De jongste is Cornelis Vincent, geboren op 17 mei 1867 in Zundert. Hij emigreert naar Zuid-Afrika en vecht mee in de Boerenoorlog. Op 6 april 1900 in Brandfort (Oranje Vrijstaat), in een wanhopige situatie, maakt hij een eind aan zijn leven.

Beeld van Vincent en Theo in Zundert

Op het plein vóór de voormalige pastorie staat nu een bronzen beeld van beeldhouwer Ossip Zadkine. Het toont de innige verbondenheid tussen Vincent en zijn broer Theo, een monument voor broederliefde. Theo blijft zijn hele leven Vincents steun en toeverlaat, zowel emotioneel als financieel.

Beeld van Vincent en Theo van Gogh in Zundert – Ossip Zadkine, 1963 (met op de achtergrond de kerk waar Vincents vader preekt)

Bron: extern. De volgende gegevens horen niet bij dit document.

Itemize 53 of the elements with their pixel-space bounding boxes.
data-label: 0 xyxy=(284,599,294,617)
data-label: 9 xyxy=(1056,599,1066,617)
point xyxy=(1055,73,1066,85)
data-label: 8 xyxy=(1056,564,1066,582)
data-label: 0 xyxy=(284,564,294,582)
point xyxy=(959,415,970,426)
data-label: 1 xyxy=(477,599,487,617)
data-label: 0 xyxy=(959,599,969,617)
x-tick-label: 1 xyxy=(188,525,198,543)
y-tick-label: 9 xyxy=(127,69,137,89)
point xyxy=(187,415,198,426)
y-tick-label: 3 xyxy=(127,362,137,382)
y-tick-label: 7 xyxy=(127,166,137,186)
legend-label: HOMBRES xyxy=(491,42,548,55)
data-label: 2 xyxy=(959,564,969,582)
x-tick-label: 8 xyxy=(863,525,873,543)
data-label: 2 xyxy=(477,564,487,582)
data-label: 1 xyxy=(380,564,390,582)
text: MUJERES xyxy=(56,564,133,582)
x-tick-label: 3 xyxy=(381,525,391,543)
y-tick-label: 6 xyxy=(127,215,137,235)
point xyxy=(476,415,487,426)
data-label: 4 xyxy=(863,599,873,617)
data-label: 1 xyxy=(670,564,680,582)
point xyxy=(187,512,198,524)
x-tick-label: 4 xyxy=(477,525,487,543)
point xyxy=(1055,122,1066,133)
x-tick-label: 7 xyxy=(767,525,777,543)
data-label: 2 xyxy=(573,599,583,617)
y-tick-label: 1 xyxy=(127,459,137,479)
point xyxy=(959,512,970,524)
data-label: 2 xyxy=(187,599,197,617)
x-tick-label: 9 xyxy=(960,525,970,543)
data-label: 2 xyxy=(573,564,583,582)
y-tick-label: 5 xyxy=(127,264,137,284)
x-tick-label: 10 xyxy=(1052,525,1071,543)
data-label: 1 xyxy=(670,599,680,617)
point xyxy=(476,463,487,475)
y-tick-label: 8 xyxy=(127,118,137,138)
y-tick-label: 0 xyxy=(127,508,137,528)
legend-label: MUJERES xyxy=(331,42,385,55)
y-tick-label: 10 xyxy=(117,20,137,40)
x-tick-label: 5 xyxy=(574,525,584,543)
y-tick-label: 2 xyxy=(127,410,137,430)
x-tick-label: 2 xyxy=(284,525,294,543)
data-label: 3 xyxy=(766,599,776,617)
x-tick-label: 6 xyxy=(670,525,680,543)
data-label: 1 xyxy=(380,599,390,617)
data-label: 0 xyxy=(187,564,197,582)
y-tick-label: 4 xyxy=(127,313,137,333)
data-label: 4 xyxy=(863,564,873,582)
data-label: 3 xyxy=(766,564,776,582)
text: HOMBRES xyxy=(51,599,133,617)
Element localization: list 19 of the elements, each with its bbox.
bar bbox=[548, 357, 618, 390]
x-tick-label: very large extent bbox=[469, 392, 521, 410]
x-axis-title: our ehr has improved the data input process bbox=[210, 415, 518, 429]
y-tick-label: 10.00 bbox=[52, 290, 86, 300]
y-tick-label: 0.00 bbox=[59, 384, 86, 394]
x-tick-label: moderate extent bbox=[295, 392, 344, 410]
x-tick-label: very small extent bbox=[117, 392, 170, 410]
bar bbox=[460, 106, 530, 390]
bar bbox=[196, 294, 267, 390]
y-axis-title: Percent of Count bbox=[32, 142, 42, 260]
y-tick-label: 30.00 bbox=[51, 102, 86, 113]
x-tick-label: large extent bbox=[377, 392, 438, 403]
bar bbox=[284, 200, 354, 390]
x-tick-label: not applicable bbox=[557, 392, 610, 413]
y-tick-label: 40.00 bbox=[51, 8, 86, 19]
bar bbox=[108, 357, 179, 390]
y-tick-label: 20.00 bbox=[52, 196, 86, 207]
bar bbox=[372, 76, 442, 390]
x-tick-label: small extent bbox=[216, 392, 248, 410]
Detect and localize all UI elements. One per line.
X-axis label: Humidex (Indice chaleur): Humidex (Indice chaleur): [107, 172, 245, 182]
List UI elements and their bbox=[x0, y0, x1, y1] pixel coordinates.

De sokkel van het beeld is ruim een halve meter hoog en draagt een Franse inscriptie, uit de nooit verzonden laatste brief van Vincent aan Theo:

par mon intermédiaire tu as ta part à
la production même de certaines toiles qui
même dans la debâcle gardent leur calme …

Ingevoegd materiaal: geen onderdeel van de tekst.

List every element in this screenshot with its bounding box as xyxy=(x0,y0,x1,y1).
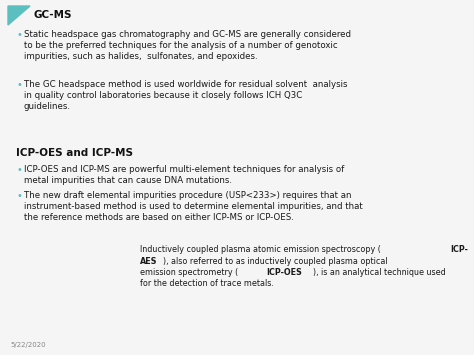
Text: Static headspace gas chromatography and GC-MS are generally considered
to be the: Static headspace gas chromatography and … xyxy=(24,30,351,61)
Text: •: • xyxy=(16,165,22,175)
Text: ICP-OES and ICP-MS are powerful multi-element techniques for analysis of
metal i: ICP-OES and ICP-MS are powerful multi-el… xyxy=(24,165,344,185)
Text: 5/22/2020: 5/22/2020 xyxy=(10,342,46,348)
Text: ), is an analytical technique used: ), is an analytical technique used xyxy=(313,268,446,277)
Text: emission spectrometry (: emission spectrometry ( xyxy=(140,268,238,277)
Text: ICP-OES: ICP-OES xyxy=(266,268,302,277)
Text: The new draft elemental impurities procedure (USP<233>) requires that an
instrum: The new draft elemental impurities proce… xyxy=(24,191,363,222)
Text: The GC headspace method is used worldwide for residual solvent  analysis
in qual: The GC headspace method is used worldwid… xyxy=(24,80,347,111)
Text: ICP-: ICP- xyxy=(451,245,468,254)
Text: •: • xyxy=(16,30,22,40)
Text: Inductively coupled plasma atomic emission spectroscopy (: Inductively coupled plasma atomic emissi… xyxy=(140,245,381,254)
Text: •: • xyxy=(16,191,22,201)
Text: •: • xyxy=(16,80,22,90)
Text: AES: AES xyxy=(140,257,157,266)
Text: GC-MS: GC-MS xyxy=(34,10,73,20)
Text: ICP-OES and ICP-MS: ICP-OES and ICP-MS xyxy=(16,148,133,158)
Text: for the detection of trace metals.: for the detection of trace metals. xyxy=(140,279,274,289)
Text: ), also referred to as inductively coupled plasma optical: ), also referred to as inductively coupl… xyxy=(163,257,387,266)
Polygon shape xyxy=(8,6,30,25)
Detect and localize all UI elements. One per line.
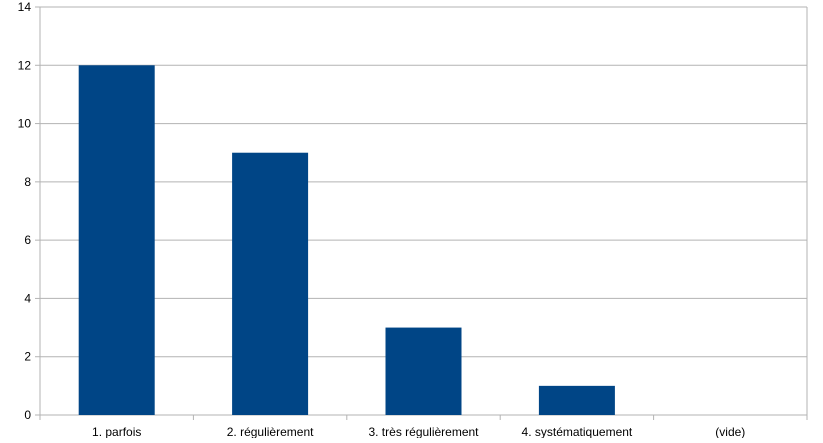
x-tick-label: 2. régulièrement (227, 425, 314, 438)
axes (35, 6, 808, 420)
y-tick-label: 4 (24, 291, 31, 305)
y-tick-label: 0 (24, 408, 31, 422)
y-tick-label: 12 (18, 58, 32, 72)
x-tick-label: 1. parfois (92, 425, 141, 438)
x-tick-label: 3. très régulièrement (368, 425, 479, 438)
x-tick-labels: 1. parfois 2. régulièrement 3. très réguli… (92, 425, 745, 439)
bars (78, 65, 615, 416)
bar (385, 327, 462, 415)
grid-lines (40, 6, 807, 416)
y-tick-label: 10 (18, 117, 32, 131)
x-tick-label: (vide) (715, 425, 745, 438)
y-tick-label: 6 (24, 233, 31, 247)
bar (78, 65, 155, 416)
bar (232, 152, 309, 415)
y-tick-label: 8 (24, 175, 31, 189)
y-tick-label: 2 (24, 350, 31, 364)
y-tick-label: 14 (18, 0, 32, 14)
bar (538, 385, 615, 415)
x-tick-label: 4. systématiquement (522, 425, 633, 438)
y-tick-labels: 0 2 4 6 8 10 12 14 (18, 0, 32, 422)
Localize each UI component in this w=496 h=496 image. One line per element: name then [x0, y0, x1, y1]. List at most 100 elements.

Het geboortehuis zelf verdwijnt in 1903 om plaats te maken voor een nieuwe pastorie, maar de herinnering leeft voort. Aan de Markt in Zundert op de plek van zijn geboortehuis, staat nu Het Van Goghhuis, een kunstcentrum gewijd aan Vincent van Gogh.

Op de begane grond is een museumwinkel die ook dienstdoet als VVV en een documentatiecentrum. Er worden ook lezingen gehouden. Er is ook de brasserie Auberge Van Gogh met in de tuin een terras en atelier waar workshops schilderen kunnen worden gehouden.

Website: www.vangoghhuis.com

Tot zijn achtste jaar krijgt Vincent les van zijn vader. Van januari tot november 1861 bezoekt hij de dorpsschool, in een klas met 150 leerlingen. Volgens zijn moeder moet hij er weg omdat ‘den omgang met de boerenjongens te ruw werd’.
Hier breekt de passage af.